Vor einiger Zeit formulierte das liebe Marinsche eine Art Pflegeideal. Oder ein „Leben im Alter“-Ideal. Und ich dachte mir: Zeilenende, so oft, wie du zu dem Thema zurückkehrst und verbale Missstände anprangerst, warum schreibst du nicht mal was Postives?


Die Antwort liegt erstaunlich nah: Ich habe keine positive Vision der Altenpflege. Selbst mit unbegrenzten Mitteln ist Altenpflege für mich die Bekämpfung von Übeln. Das ist meine ganz persönliche Sicht der Dinge. Sie gilt für mich als potentiell Betroffener von Pflege. Ich lege viel Wert auf Autonomie und das Angewiesensein auf Hilfe bei alltäglichen Verrichtungen ist ein übles Eindringen in diese Autonomie. Wenn ich etwas selbst tun kann und will, will ich mir dabei nicht helfen lassen. Ganz schlimm sind Menschen, die mir aus Nettigkeit Hilfe anbieten und beleidigt sind, wenn ich es ablehne. Ich nehme Hilfe an, wenn ich mit einem Problem nicht weiterkomme oder die Hilfe einen produktiven Beitrag zum Gesamtergebnis liefert. Aber einfach so nicht. Das ist Ressourcenverschwendung.
Im Alter nehmen die Situationen, in denen Hilfe anzunehmen ist, zu. Je mehr Hilfsbedürftigkeit, desto weniger Autonomie verbleibt im Einzelnen. Als alter Mensch bin ich oft mit helfenden Händen konfrontiert. Die übliche Antwort auf die Frage nach der Wahrung von Würde und Autonomie ist die einer „zugewandten Pflege“ mit viel Aufmerksamkeit, Anteilnahme und Gerede. Meine Antwort darauf ist eine andere: Ich möchte, dass mir geholfen wird, Probleme zu lösen. Ich möchte möglichst professionelle, geschäftsmäßige Abwicklung. Nehmen wir die Erledigung des Geschäfts: Wenn es einmal nötig sein wird, möchte ich bitte auf den Toilettenstuhl gehoben werden, allein im Bad mein Geschäft verrichten und mich möglichst nicht durch die natürlich geschlossene Badezimmertür unterhalten müssen. Und ich will bitte, bitte, bitte nie den Satz hören müssen: „Wir(!) machen Sie jetzt sauber.“ Nix da. Du(!) wischst mir jetzt den Hintern ab.
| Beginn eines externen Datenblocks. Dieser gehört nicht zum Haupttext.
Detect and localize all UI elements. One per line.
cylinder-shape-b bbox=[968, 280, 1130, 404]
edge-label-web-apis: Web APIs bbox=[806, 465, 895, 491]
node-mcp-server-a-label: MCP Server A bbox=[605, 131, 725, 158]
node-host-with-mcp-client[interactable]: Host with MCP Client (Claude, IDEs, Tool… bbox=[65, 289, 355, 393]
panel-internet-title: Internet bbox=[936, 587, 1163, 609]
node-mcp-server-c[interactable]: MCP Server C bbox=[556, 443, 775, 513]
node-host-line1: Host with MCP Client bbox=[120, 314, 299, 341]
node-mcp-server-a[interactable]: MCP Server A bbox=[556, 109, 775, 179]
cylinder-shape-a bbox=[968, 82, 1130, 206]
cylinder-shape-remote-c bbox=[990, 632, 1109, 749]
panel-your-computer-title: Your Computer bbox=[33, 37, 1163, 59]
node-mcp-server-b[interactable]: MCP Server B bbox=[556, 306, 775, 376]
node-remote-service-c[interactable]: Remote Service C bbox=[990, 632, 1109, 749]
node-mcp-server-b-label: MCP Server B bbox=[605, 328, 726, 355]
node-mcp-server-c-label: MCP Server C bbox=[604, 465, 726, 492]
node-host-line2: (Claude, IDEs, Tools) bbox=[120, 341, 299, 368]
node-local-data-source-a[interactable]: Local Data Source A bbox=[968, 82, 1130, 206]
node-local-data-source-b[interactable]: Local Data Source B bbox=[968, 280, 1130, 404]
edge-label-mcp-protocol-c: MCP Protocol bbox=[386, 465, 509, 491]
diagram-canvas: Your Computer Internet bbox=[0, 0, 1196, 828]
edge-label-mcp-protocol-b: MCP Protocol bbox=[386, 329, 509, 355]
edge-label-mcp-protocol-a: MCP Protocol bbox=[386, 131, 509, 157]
Um einem Missverständnis vorzubeugen. Ich möchte das Pflegepersonal nicht als Dienerschaft behandeln. Das Phänomen gibt es durchaus auch, solche Hochbetagten möchten das Pflegepersonal möglichst oft um sich haben, um es herumkommandieren zu können. Ich möchte es so wenig wie möglich sehen und die Pflegehandlung soll so distanziert wie möglich erfolgen. Professionelle Distanz, wenn man so möchte. Pflege ist eine Dienstleistung, als alter Mensch bin ich, so lange ich geistig noch beisammen bin, kein Kindergartenkind, das betreut und betüddelt werden muss.
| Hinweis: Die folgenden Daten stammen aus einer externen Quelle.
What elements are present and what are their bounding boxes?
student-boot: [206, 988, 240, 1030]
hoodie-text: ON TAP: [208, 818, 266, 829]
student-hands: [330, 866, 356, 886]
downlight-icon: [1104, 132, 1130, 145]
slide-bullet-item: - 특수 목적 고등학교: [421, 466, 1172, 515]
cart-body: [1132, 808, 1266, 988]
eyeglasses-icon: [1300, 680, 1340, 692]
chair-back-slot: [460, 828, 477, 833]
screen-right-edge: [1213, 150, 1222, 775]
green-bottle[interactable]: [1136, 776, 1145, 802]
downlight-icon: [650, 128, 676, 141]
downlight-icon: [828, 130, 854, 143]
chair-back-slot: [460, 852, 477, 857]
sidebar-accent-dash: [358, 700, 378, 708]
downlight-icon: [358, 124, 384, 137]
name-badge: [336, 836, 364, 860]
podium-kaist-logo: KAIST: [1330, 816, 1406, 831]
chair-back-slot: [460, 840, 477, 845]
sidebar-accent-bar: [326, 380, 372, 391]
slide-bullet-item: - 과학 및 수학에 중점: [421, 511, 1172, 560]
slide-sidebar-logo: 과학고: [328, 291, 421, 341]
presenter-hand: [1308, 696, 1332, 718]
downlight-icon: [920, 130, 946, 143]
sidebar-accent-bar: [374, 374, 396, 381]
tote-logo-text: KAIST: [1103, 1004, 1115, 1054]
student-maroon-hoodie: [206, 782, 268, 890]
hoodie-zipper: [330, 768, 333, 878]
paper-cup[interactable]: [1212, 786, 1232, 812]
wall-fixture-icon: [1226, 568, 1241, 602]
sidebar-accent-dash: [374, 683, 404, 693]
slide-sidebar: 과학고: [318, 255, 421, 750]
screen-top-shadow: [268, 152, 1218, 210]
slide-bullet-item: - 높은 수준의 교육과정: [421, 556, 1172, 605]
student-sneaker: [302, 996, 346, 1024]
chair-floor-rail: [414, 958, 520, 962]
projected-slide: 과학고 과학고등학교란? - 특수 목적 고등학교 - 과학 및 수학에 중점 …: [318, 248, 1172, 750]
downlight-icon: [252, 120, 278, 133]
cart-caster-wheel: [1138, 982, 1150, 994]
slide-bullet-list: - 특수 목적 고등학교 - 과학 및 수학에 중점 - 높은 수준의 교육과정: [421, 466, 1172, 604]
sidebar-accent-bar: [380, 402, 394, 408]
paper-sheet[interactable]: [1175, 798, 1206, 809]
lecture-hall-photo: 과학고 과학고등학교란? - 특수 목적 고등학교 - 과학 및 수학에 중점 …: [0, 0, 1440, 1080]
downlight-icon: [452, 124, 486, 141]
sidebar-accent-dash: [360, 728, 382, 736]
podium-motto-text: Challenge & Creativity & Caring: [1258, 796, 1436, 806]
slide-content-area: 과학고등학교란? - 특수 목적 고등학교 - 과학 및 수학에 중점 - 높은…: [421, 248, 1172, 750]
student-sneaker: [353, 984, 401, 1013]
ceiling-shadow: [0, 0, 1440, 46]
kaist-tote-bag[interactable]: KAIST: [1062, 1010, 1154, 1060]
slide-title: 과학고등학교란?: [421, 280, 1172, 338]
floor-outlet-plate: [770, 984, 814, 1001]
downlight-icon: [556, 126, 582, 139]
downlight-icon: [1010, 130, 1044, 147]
Der Umgang mit dementen Menschen ist schon etwas Anderes, da braucht es mehr Zuwendung. Für die „normalen“ Fälle körperlicher Gebrechlichkeit wünsche ich mir mehr Abfertigung und weniger Betüddelung. Ich rede auch nicht mit meinem Friseur, außer über meine Frisur. Ich kenne meinen Friseur schließlich nicht. Pflegepersonal kommt und geht ebenso. Jede Schicht jemand anderes, Personalfluktuation, etc. Da Pflegepersonen einen Job erledigen, ist die Beziehung zu meinem Friseur gar nicht so verschieden von der Beziehung Pflege-Patient. Das ist kein Bund für den Rest meines Lebens. Das ist die Inanspruchnahme einer Leistung.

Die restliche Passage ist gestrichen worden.